Questions and Exercises
Look online for lists of young entrepreneurs. How many of these firms are tech firms or heavily rely on technology? Are there any sectors more heavily represented than tech?
Have you ever thought of starting your own tech-enabled business? Brainstorm with some friends. What kinds of ideas do you think might make a good business?
How have the costs of entrepreneurship changed over the past decade? What forces are behind these changes? What does this mean for the future of entrepreneurship?
Many universities and regions have competitions for entrepreneurs (e.g., business plan competitions, elevator pitch competitions). Does your school have such a program? What are the criteria for participation? If your school doesn’t have one, consider forming such a program.
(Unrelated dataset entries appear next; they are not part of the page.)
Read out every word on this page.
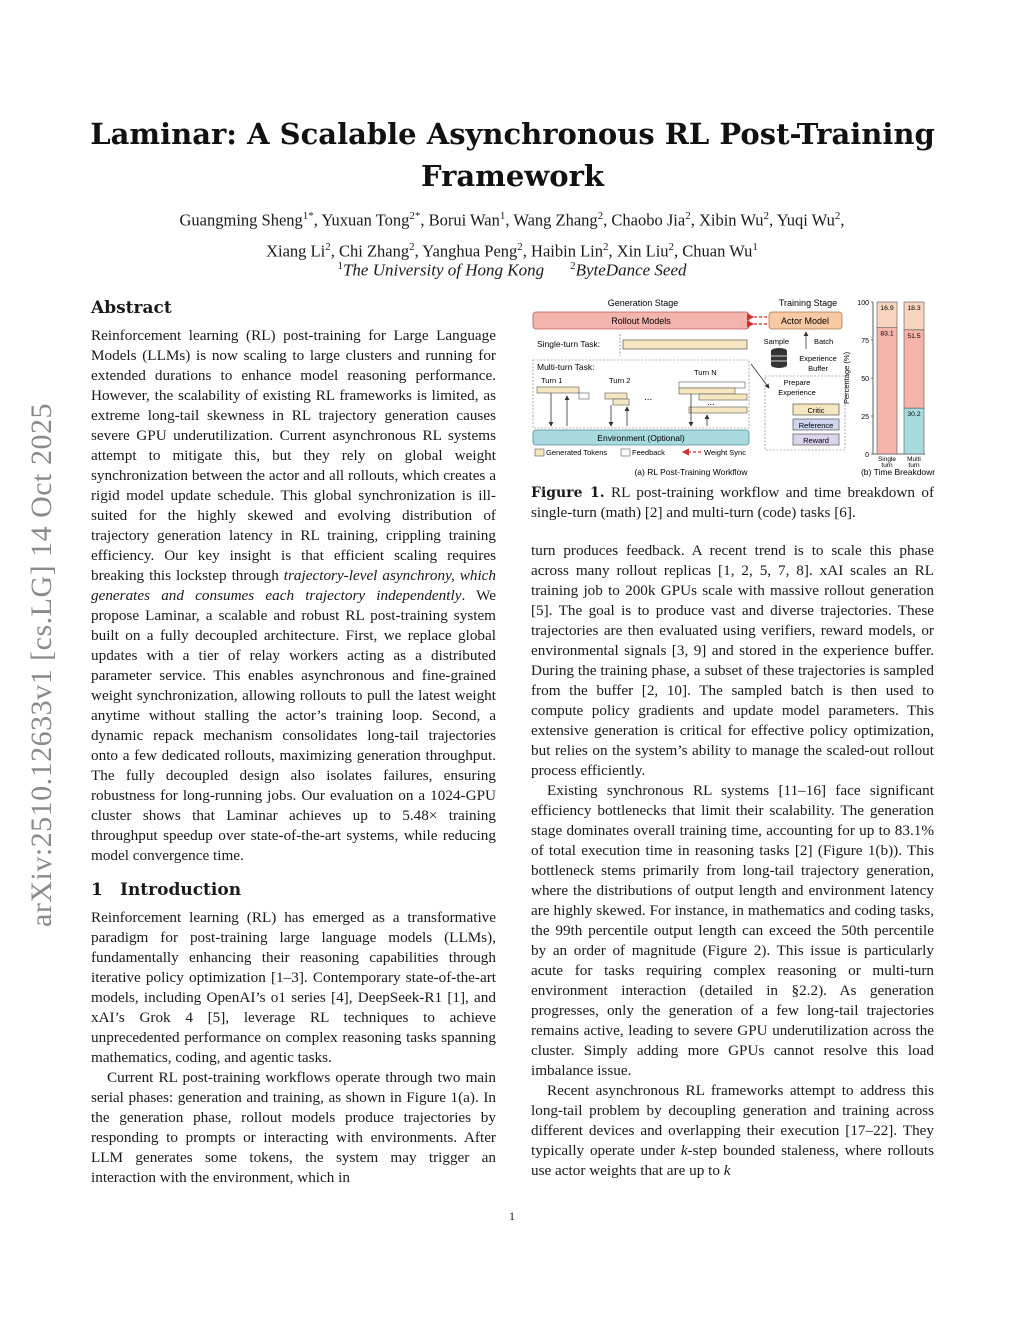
arXiv:2510.12633v1 [cs.LG] 14 Oct 2025
Laminar: A Scalable Asynchronous RL Post-Training Framework
Guangming Sheng$^{1*}$, Yuxuan Tong$^{2*}$, Borui Wan$^1$, Wang Zhang$^2$, Chaobo Jia$^2$, Xibin Wu$^2$, Yuqi Wu$^2$,
Xiang Li$^2$, Chi Zhang$^2$, Yanghua Peng$^2$, Haibin Lin$^2$, Xin Liu$^2$, Chuan Wu$^1$
$^1$The University of Hong Kong $^2$ByteDance Seed
Abstract

Reinforcement learning (RL) post-training for Large Language Models (LLMs) is now scaling to large clusters and running for extended durations to enhance model reasoning performance. However, the scalability of existing RL frameworks is limited, as extreme long-tail skewness in RL trajectory generation causes severe GPU underutilization. Current asynchronous RL systems attempt to mitigate this, but they rely on global weight synchronization between the actor and all rollouts, which creates a rigid model update schedule. This global synchronization is ill-suited for the highly skewed and evolving distribution of trajectory generation latency in RL training, crippling training efficiency. Our key insight is that efficient scaling requires breaking this lockstep through trajectory-level asynchrony, which generates and consumes each trajectory independently. We propose Laminar, a scalable and robust RL post-training system built on a fully decoupled architecture. First, we replace global updates with a tier of relay workers acting as a distributed parameter service. This enables asynchronous and fine-grained weight synchronization, allowing rollouts to pull the latest weight anytime without stalling the actor’s training loop. Second, a dynamic repack mechanism consolidates long-tail trajectories onto a few dedicated rollouts, maximizing generation throughput. The fully decoupled design also isolates failures, ensuring robustness for long-running jobs. Our evaluation on a 1024-GPU cluster shows that Laminar achieves up to 5.48× training throughput speedup over state-of-the-art systems, while reducing model convergence time.

1 Introduction

Reinforcement learning (RL) has emerged as a transformative paradigm for post-training large language models (LLMs), fundamentally enhancing their reasoning capabilities through iterative policy optimization [1–3]. Contemporary state-of-the-art models, including OpenAI’s o1 series [4], DeepSeek-R1 [1], and xAI’s Grok 4 [5], leverage RL techniques to achieve unprecedented performance on complex reasoning tasks spanning mathematics, coding, and agentic tasks.

Current RL post-training workflows operate through two main serial phases: generation and training, as shown in Figure 1(a). In the generation phase, rollout models produce trajectories by responding to prompts or interacting with environments. After LLM generates some tokens, the system may trigger an interaction with the environment, which in

Generation Stage	Training Stage
Rollout Models	Actor Model
Single-turn Task:
Multi-turn Task:
Turn 1	Turn 2
Turn N
...	...
Environment (Optional)
Sample	Batch
Experience
Buffer
Prepare
Experience
Critic
Reference
Reward
Generated Tokens	Feedback	Weight Sync
(a) RL Post-Training Workflow
0
25
50
75
100
Percentage (%)
Single
turn
Multi
turn
83.1
16.9
30.2
51.5
18.3
(b) Time Breakdown
Figure 1. RL post-training workflow and time breakdown of single-turn (math) [2] and multi-turn (code) tasks [6].

turn produces feedback. A recent trend is to scale this phase across many rollout replicas [1, 2, 5, 7, 8]. xAI scales an RL training job to 200k GPUs scale with massive rollout generation [5]. The goal is to produce vast and diverse trajectories. These trajectories are then evaluated using verifiers, reward models, or environmental signals [3, 9] and stored in the experience buffer. During the training phase, a subset of these trajectories is sampled from the buffer [2, 10]. The sampled batch is then used to compute policy gradients and update model parameters. This extensive generation is critical for effective policy optimization, but relies on the system’s ability to manage the scaled-out rollout process efficiently.

Existing synchronous RL systems [11–16] face significant efficiency bottlenecks that limit their scalability. The generation stage dominates overall training time, accounting for up to 83.1% of total execution time in reasoning tasks [2] (Figure 1(b)). This bottleneck stems primarily from long-tail trajectory generation, where the distributions of output length and environment latency are highly skewed. For instance, in mathematics and coding tasks, the 99th percentile output length can exceed the 50th percentile by an order of magnitude (Figure 2). This issue is particularly acute for tasks requiring complex reasoning or multi-turn environment interaction (detailed in §2.2). As generation progresses, only the generation of a few long-tail trajectories remains active, leading to severe GPU underutilization across the cluster. Simply adding more GPUs cannot resolve this load imbalance issue.

Recent asynchronous RL frameworks attempt to address this long-tail problem by decoupling generation and training across different devices and overlapping their execution [17–22]. They typically operate under k-step bounded staleness, where rollouts use actor weights that are up to k

1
Research business accelerator programs such as Y Combinator, Techstars, and Dreamit. Do you have a program like this in your area? What do entrepreneurs get from participating in these programs? What do they give up? Do you think these programs are worth it? Why or why not? Have you ever used a product or service from a firm that has participated in one of these programs?
Explore online for lists of resources for entrepreneurship. Use social media to share these resources with your class.
Why are we in the “golden age” of technology entrepreneurship? What factors are helping entrepreneurs more rapidly achieve their vision, and with a lower cost?
Have any alumni from your institution founded technology firms or risen to positions of prominence in tech-focused careers? If so, work with your professor to invite them to come speak to your class or to student groups on campus. Your career services, university advancement (alumni giving and fundraising), alumni association, and LinkedIn searches may be able to help uncover potential speakers.